International Paper Co. v. Ouellette
479 U.S. 481 (1987)

  • Ouellette lived in Vermont, across the lake from International Paper in New York. Paper. The paper company produced a lot of air pollution and stinky sulfur.
  • Ouellette sued under the common law concept of the private nuisance.
  • The case ended up in Federal Court, where the Federal Trial Court refused to issue an injunction to stop the paper mill. Ouellette appealed.
    • The Federal Trial Court ruled that the Clean Water Act preempted Vermont State common law.
    • The Trial Court found that since International was compliant with the Clean Water Act, they were legally immune to State common law complaints.
      • Basically, if different States were allowed to impose separate discharge standards on polluters, the inevitable result would be a serious interference with the "full purpose and objectives of Congress," which is barred by the Constitution.
  • The US Supreme Court reversed and allowed the case to proceed to trial, but under New York law.
    • The US Supreme Court agreed that the Clean Water Act precludes a court from applying the law of an affected State against an out of State source.
    • However, the Court recognized that the Clean Water Act did allow States to set higher standards for themselves than mandated by the Clean Water Act. Therefore a lawsuit brought in the same State as the polluter would be fine.
      • Vermont can't tell a New York company what to do, but New York can tell their own residents what to do.
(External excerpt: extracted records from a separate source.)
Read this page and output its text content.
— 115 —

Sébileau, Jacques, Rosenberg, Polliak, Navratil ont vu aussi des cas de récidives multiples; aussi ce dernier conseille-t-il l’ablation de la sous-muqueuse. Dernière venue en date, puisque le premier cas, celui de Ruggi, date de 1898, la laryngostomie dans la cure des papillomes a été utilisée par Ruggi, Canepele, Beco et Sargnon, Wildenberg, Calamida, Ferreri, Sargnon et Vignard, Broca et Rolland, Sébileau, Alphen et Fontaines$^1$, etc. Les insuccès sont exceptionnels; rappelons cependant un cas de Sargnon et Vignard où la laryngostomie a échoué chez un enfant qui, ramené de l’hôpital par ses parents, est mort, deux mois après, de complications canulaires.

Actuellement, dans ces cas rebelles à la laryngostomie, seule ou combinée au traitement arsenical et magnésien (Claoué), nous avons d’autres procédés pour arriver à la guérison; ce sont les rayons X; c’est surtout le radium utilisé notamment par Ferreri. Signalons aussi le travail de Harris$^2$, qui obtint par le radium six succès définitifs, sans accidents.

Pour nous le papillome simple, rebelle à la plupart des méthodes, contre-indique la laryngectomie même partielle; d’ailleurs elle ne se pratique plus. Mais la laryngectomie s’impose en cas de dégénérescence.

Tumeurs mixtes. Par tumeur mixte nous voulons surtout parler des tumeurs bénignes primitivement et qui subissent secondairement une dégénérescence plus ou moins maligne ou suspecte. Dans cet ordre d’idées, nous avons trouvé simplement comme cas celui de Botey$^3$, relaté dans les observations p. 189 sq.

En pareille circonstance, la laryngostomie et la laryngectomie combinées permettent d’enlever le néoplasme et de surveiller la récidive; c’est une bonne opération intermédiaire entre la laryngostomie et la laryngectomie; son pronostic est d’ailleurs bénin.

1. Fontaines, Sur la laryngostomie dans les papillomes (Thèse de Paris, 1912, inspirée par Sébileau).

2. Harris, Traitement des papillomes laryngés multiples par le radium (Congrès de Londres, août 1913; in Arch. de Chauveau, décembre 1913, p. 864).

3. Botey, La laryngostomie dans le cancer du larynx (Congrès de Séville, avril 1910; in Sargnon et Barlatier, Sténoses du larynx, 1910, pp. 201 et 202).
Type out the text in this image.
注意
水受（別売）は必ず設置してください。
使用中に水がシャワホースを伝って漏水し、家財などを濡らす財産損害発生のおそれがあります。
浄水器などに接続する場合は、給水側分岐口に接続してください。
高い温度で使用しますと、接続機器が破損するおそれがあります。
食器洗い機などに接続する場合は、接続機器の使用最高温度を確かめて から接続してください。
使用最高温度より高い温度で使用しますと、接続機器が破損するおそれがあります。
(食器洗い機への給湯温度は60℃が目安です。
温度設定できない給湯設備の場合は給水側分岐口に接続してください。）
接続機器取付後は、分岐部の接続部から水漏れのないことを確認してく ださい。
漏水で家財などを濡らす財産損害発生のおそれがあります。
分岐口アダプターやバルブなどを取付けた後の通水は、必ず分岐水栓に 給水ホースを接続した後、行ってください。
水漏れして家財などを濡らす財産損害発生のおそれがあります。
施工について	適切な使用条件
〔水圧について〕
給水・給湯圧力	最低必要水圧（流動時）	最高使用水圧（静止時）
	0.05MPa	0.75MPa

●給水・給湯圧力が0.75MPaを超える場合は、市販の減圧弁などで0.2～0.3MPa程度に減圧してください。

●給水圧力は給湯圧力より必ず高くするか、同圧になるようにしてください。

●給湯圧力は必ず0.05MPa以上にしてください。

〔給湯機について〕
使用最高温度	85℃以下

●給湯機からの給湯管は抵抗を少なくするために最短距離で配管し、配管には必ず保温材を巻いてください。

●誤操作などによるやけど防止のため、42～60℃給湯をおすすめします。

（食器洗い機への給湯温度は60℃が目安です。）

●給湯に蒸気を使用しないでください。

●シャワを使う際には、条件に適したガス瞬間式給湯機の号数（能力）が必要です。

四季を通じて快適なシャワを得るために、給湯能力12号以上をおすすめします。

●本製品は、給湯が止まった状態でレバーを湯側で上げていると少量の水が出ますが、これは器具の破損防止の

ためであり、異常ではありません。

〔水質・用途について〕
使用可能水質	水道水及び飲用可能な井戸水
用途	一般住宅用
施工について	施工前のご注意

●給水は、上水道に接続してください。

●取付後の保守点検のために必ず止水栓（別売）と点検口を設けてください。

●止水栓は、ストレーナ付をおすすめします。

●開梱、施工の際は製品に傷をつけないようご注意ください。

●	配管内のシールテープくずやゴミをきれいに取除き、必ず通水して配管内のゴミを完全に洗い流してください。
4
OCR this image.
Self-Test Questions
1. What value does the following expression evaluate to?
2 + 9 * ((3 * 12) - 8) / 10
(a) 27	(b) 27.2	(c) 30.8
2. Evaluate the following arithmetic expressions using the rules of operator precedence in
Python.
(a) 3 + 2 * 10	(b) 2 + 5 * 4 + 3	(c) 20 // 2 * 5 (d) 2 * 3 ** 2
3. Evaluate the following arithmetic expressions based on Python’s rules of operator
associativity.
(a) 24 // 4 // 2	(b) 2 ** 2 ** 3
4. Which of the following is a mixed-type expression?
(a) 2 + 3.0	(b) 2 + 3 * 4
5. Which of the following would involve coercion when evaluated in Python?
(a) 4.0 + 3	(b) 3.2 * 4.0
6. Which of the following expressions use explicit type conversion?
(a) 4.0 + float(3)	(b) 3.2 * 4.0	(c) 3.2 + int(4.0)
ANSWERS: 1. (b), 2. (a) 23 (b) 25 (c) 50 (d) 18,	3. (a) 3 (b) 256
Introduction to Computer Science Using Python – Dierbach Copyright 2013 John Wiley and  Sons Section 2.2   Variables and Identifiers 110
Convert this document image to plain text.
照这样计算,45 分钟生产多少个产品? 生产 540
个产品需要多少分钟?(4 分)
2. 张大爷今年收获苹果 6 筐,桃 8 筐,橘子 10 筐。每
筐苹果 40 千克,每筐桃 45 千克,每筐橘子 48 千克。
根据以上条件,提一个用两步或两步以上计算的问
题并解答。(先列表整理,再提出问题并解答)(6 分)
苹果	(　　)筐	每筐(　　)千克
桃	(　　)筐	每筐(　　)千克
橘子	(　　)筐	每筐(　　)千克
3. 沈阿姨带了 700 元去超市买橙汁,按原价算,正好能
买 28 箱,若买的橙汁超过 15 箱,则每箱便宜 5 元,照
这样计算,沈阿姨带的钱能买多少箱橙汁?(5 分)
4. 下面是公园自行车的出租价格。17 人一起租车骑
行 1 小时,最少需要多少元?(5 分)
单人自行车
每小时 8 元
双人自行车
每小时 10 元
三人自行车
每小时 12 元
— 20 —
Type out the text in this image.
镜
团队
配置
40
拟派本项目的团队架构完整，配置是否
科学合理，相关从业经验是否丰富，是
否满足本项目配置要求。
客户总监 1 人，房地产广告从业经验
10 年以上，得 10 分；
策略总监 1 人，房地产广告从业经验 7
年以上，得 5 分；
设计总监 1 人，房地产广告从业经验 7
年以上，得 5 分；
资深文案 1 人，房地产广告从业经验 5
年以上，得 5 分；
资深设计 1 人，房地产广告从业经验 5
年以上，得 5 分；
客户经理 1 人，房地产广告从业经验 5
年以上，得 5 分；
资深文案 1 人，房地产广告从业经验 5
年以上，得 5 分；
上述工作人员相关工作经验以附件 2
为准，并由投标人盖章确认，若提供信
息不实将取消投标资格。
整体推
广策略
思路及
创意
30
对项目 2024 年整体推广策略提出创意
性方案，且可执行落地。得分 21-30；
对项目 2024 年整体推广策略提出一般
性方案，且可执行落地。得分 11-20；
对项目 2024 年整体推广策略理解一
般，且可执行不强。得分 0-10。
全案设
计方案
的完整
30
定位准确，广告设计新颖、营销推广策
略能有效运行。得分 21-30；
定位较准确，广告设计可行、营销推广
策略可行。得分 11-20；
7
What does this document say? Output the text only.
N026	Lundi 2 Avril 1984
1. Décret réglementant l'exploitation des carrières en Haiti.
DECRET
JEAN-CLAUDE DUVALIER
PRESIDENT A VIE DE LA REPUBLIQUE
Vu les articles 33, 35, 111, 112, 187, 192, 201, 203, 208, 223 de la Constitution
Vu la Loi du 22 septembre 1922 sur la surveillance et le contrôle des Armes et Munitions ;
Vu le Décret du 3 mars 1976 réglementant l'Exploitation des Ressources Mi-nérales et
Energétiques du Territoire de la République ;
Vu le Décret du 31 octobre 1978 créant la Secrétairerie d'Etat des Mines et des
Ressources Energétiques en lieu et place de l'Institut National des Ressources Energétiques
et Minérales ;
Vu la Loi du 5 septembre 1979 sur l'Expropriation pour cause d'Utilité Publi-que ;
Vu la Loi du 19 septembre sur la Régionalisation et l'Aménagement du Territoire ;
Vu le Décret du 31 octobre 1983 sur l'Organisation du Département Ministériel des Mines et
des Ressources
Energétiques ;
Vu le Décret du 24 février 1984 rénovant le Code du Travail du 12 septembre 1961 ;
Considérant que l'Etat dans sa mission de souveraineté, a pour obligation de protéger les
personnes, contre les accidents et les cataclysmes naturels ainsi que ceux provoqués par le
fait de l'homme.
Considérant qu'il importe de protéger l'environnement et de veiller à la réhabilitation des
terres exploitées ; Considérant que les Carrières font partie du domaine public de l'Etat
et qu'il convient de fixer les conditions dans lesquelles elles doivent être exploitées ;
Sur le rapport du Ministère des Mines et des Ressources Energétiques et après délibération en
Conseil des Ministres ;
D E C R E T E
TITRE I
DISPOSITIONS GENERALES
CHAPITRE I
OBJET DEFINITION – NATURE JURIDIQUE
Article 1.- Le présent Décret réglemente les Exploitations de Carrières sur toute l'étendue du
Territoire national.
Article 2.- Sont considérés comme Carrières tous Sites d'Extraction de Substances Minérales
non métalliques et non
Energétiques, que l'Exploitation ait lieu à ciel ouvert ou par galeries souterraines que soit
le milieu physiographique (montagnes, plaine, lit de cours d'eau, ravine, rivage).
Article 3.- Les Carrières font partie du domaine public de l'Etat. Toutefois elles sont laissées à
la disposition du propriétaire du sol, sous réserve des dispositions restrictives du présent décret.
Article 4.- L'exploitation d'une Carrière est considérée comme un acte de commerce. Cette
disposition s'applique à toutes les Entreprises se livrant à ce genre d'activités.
  • Basically, the US Supreme Court said that if you want to sue a polluter under the common law private nuisance, you have to do it in the State that the polluter is in.
  • The US Supreme Court made this ruling even though the Clean Water Act 505(e) contains a provision saying that the Act doesn't restrict any common law rights.
  • Btw, on remand, International lost and settled with Ouellette and other Vermont residents for $5M.